Comédie de Mary Chase, mise en scène de Laurent Pelly, avec Jacques Gamblin, Christine Brücher, Pierre Aussedat, Agathe L'Huillier, Thomas Condemine, Emmanuel Daumas, Lydie Pruvot, Katell Jan, Grégory Faive et Kevin Sinesi.
Qui est donc ce "Harvey" qui a les honneurs du titre de la comédie qualifiée de loufoque concoctée par Mary Chase, journaliste américaine et auteure des années 1940-60 pour le théâtre et la littérature jeunesse ?
Révéler son identité ne constitue pas un crime de lèse majesté déflorant le point d'articulation de l'intrigue car celle-ci est annoncée in limine : Harvey est une créature invisible sortie de l'imagination du gentil quadragénaire Elwood P. Dowd revêtant la forme d'un lapin géant qu'il présente comme son ami.
Et tel le Lapin blanc aux yeux roses portant gilet et nœud papillon d'Alice au pays des merveilles qui l'amène à traverser le miroir, il constitue le véhicule par lequel ce personnage, présenté comme farfelu et lunaire, signifie son décrochage du réel et le fil rouge de la partition de Mary Chase qui aborde notamment le thème de la perméabilité de la frontière entre la normalité et la folie.
Ne supportant plus cette situation qui obère sa vie mondaine et compromet le mariage de sa fille, la soeur d'Elwood décide d'y remédier de manière radicale et sans aucun état d'âme par son internement dans un asile d'aliénés.
Dans la version française résultant de la traduction d'Agathe Mélinand, la partition de format long, près de deux heures, ressort au vaudeville par ses quiproquos en chaîne, au conte humaniste par ses considérations sous-jacentes sur le droit à la différence et la tolérance et à la farce teintée de noir pour l'approche de la thérapie des fous avec un épilogue opportuniste : mieux vaut un inoffensif marginal en liberté qu'un homme normal soumis à de potentielles pulsions furieuses.
Sans modification de son contexte spatio-temporel, elle est mise en scène de manière quasi chorégraphique par Laurent Pelly axée sur la scansion et la gestuelle de Jacques Gamblin investi du rôle principal qui, en drolatique et magistral funambule, impulse le tempo de ce débridé manège du non-sense dans lequel coexistent différents registres de jeu. dans lequel coexistents différents registres de jeu.

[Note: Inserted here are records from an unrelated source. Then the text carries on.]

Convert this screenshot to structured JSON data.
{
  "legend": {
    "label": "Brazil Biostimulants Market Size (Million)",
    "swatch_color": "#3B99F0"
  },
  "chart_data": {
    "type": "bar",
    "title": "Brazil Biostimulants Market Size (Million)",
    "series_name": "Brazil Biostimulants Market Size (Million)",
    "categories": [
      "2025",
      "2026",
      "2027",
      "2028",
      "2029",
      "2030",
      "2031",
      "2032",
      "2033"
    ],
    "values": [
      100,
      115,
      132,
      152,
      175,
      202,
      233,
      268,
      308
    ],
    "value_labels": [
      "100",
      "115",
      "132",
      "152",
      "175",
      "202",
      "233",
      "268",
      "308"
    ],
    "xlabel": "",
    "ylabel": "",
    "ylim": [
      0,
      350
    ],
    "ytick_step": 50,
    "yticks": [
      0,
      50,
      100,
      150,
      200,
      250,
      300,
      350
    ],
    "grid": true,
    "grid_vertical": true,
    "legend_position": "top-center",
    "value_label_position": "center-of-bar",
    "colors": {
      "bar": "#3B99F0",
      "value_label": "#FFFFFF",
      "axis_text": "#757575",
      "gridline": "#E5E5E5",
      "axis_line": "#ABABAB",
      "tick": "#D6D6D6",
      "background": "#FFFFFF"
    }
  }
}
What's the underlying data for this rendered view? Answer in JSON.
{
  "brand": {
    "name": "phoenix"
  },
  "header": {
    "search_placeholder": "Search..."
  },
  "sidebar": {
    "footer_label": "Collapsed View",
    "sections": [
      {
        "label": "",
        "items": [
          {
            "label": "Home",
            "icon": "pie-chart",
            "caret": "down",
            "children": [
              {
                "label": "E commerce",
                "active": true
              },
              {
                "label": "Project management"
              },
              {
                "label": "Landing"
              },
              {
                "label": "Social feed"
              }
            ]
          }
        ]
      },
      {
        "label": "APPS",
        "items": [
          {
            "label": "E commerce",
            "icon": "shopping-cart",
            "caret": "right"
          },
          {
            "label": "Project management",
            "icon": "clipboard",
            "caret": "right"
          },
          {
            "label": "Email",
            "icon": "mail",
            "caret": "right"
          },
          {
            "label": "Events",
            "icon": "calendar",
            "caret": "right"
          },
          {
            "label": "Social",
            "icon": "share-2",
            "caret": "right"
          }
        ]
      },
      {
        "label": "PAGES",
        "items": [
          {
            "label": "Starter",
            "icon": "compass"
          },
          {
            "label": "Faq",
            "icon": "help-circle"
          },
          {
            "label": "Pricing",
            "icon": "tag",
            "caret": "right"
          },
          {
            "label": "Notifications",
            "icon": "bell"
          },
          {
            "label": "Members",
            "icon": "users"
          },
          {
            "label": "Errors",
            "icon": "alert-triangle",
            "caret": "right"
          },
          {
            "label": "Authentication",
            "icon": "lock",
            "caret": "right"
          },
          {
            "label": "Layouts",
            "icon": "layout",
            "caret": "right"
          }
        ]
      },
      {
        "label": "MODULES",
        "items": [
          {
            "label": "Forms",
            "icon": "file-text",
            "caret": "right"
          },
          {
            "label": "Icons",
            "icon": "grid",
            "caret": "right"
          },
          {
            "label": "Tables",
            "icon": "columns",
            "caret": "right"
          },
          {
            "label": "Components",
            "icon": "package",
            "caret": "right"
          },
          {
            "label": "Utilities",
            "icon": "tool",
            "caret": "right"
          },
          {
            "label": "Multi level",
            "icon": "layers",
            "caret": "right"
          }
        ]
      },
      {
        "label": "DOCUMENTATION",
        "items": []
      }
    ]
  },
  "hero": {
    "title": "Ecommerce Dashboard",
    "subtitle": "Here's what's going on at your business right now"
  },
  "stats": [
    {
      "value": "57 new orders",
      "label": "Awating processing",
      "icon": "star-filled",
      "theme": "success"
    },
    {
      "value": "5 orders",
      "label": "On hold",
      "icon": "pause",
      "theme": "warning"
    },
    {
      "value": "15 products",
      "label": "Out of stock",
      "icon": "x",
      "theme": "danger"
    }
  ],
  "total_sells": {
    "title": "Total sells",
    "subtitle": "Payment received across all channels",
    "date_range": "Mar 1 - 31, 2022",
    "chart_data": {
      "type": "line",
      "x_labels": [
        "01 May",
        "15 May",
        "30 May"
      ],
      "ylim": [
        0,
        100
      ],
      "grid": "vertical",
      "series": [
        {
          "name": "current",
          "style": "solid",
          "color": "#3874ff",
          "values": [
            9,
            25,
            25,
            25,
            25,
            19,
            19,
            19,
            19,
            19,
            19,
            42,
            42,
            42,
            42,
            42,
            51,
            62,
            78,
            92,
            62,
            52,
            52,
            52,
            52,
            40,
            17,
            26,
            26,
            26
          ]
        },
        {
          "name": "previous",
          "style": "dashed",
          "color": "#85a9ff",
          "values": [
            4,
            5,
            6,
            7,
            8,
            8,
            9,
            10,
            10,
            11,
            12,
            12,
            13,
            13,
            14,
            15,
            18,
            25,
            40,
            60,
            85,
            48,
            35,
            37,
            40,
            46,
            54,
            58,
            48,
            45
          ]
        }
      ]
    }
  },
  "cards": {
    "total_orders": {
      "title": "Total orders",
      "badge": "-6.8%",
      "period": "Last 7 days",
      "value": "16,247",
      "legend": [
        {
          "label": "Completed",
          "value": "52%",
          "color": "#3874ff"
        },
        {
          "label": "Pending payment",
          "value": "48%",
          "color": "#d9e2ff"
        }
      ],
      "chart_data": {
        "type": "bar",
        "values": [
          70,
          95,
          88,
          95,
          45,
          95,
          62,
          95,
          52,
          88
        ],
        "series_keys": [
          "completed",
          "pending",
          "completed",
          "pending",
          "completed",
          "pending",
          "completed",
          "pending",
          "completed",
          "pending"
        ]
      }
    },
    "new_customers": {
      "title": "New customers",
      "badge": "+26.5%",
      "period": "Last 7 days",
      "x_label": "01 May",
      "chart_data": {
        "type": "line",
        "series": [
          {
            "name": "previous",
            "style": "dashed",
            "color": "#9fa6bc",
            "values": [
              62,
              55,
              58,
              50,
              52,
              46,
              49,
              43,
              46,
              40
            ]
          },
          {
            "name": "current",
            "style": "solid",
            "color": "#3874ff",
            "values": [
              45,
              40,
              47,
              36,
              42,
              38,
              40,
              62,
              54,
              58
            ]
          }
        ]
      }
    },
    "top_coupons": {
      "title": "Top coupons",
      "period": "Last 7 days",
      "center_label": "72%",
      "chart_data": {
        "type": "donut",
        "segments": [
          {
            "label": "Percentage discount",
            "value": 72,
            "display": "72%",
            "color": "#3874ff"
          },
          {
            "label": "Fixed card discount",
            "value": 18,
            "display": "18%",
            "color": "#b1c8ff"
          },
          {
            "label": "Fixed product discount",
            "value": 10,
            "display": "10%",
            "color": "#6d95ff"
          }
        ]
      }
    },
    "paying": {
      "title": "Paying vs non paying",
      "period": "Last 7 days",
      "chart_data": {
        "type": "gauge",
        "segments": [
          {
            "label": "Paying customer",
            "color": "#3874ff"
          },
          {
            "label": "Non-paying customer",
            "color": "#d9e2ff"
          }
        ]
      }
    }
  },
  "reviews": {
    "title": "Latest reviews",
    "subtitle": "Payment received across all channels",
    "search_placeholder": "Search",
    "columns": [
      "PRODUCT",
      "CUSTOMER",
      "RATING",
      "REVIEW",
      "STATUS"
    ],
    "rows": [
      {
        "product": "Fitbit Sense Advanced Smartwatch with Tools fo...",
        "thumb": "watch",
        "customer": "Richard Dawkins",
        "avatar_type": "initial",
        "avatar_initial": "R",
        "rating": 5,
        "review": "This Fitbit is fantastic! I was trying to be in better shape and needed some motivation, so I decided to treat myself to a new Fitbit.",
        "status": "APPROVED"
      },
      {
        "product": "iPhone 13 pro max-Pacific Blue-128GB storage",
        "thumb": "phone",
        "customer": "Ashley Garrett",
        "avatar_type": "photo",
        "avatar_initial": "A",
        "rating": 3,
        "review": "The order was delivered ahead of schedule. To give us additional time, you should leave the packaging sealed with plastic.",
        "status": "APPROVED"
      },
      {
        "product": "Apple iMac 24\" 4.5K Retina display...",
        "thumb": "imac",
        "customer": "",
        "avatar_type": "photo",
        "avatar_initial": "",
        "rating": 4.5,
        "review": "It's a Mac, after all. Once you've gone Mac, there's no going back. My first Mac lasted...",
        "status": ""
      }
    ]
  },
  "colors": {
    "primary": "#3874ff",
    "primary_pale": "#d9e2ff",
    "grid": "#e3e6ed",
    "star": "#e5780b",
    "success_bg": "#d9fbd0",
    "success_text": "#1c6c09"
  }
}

Celui relativement réaliste pour les personnages plutôt sensés, le jeune médecin (Thomas Condemine) l'hôtesse d'accueil (Katell Jan), l'infirmier gros bras (Grégory Faive), la femme de la bonne société (Lydie Pruvot), la nièce (Agathe L'Huillier) et le chauffeur de taxi (Kevin Sinesi).
Pour les autres, la soeur, le mandarin psychiatre et l'avocat de la famille, tous trois superbement campés respectivement par Christine Brücher, Pierre Audessat et Emmanuel Daumas, celui du burlesque comique qui sied à leur allure de toons, non ceux dysnesiens mais celle des inquiétantes figures des films d'animation expressionnistes.
Une interprétation au cordeau pour un excellent spectacle au charme certes désuet mais roboratif par son grain de folie et de poésie.